I have question about the number of samples generated by sample_posterior_predictive.
Suppose I have fitted my model and obtained a posterior trace with 4 chains with 1000 samples each (= 4000 samples from the posterior in total). Now, I would like to make posterior predictions and compare them to my observations. Specifically, I’d like to create a plot as used in the Principled Bayesian Workflow by Betancourt: https://betanalpha.github.io/assets/case_studies/principled_bayesian_workflow.html#step_fourteen:_posterior_retrodictive_checks65
To do that, I need to create multiple samples for my observed variable for each of the posterior samples. For instance, I’d like to create 100 samples for each of the 4000 samples from the posterior.

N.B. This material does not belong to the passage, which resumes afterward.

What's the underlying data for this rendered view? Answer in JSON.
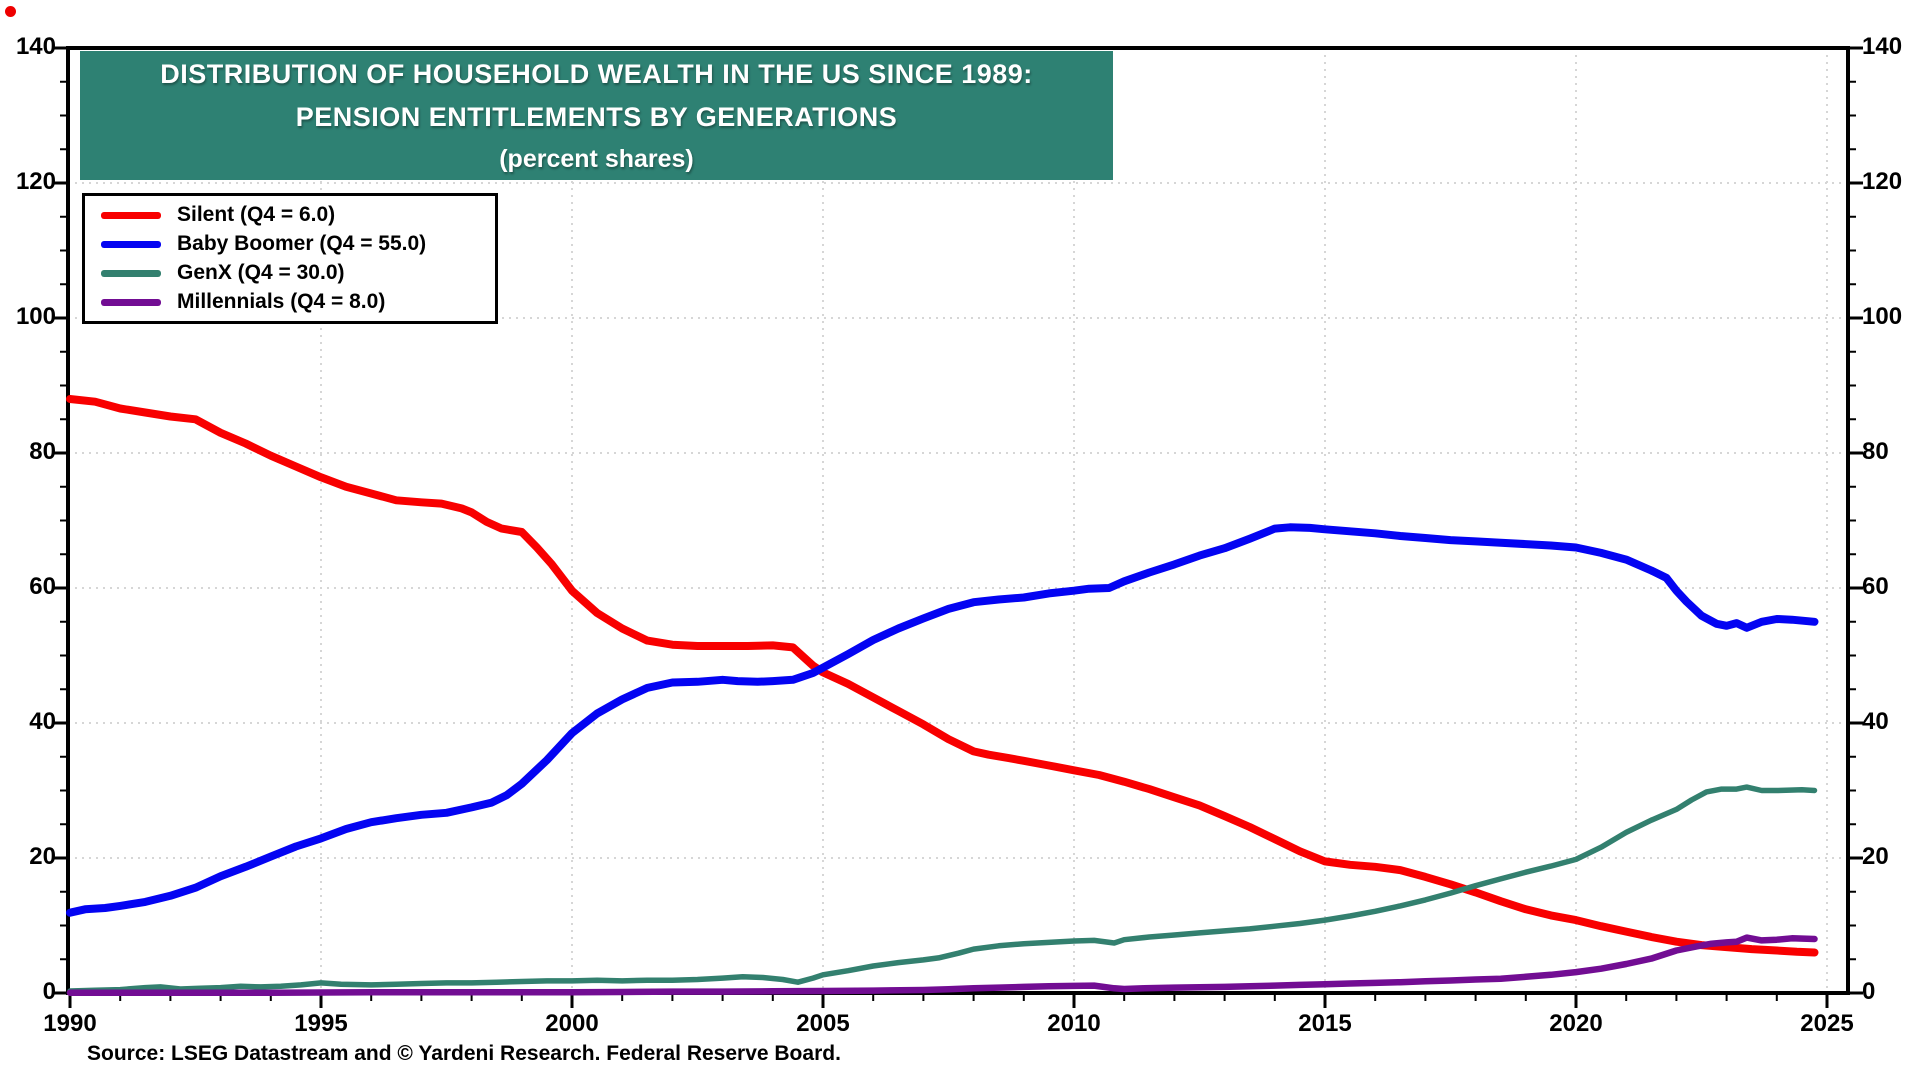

Now I’m a bit puzzled by the samples parameter of the sample_posterior_predictive function:
- The documentation says that “It is not recommended to modify this value; when modified, some chains may not be represented in the posterior predictive sample.”. I don’t understand that statement. To me, it seems straightforward to say that I’d like to sample e.g. 100 samples for each posterior sample. Why do we risk not using some chains?
- When I e.g. set
samples=8000, I am getting a posterior prediction of shape (8000,). However, I would like to get shape of (4000, 2), indicating that in this case I took 2 samples of each posterior sample. Ideally, I would expect the function to except something likesamples_per_posterior_sample=2.
Am I misunderstanding something here?